Finding maximal quantum resources
Jonathan Steinberg, Otfried Gühne
TL;DR
The paper presents an iterative, universal method to maximize resourceful multipartite quantum states across diverse quantifiers, anchored by the geometric measure $G$. By alternating closest-product-state searches with controlled perturbations and rank-1 re-optimizations, the algorithm monotonically increases the chosen resource, and it is implemented with gradient-based optimizers and flexible unitary parametrizations. Demonstrated results for qubits reveal known maximizers (Bell, W) and novel AME-adjacent states, as well as maximally entangled subspaces, with extensions to higher dimensions, stabilizer ranks, and MPS-based analyses.
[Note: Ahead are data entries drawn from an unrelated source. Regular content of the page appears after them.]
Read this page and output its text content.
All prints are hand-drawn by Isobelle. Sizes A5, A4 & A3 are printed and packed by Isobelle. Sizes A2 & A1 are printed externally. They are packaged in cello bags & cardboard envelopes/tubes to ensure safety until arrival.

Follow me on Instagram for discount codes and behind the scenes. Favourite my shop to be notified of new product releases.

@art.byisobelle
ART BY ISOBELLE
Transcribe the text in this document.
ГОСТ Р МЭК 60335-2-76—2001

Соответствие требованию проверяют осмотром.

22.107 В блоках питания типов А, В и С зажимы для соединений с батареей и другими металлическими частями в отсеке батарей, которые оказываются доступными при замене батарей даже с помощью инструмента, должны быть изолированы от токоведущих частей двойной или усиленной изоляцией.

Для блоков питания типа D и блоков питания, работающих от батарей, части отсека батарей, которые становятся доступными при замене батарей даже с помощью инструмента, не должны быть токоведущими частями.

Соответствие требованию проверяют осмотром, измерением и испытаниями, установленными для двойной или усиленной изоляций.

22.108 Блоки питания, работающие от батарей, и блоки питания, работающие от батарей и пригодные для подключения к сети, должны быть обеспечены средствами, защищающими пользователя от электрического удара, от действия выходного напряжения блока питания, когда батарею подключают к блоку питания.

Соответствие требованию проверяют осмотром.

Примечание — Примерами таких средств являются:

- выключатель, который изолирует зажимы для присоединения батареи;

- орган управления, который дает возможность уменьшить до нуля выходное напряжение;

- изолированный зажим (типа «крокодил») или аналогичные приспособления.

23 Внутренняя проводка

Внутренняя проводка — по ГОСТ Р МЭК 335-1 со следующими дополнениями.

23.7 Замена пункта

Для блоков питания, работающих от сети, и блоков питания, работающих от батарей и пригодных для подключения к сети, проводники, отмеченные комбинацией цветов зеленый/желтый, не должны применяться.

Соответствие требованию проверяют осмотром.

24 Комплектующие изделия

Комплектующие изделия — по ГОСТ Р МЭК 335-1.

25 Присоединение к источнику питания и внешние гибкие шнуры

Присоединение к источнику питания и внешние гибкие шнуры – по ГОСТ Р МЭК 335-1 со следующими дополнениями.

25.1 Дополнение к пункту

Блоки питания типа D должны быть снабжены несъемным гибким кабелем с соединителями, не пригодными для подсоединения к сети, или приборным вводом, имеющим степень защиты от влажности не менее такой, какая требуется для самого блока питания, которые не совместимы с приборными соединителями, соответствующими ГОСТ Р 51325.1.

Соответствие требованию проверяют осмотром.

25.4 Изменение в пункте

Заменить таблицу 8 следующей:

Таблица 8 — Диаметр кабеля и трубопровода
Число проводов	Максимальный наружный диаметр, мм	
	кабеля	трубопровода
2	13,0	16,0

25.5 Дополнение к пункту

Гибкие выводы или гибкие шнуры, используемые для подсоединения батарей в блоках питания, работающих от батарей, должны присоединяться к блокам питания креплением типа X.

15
The approach provides a powerful toolkit for identifying and classifying highly entangled states, with implications for AME existence, quantum networks, and tensor-space geometry.
Abstract
For many applications the presence of a quantum advantage crucially depends on the availability of resourceful states. Although the resource typically depends on the particular task, in the context of multipartite systems entangled quantum states are often regarded as resourceful. We propose an algorithmic method to find maximally resourceful states of several particles for various applications and quantifiers. We discuss in detail the case of the geometric measure, identifying physically interesting states and delivering insights to the problem of absolutely maximally entangled states. Moreover, we demonstrate the universality of our approach by applying it to maximally entangled subspaces, the Schmidt-rank, the stabilizer rank as well as the preparability in triangle networks.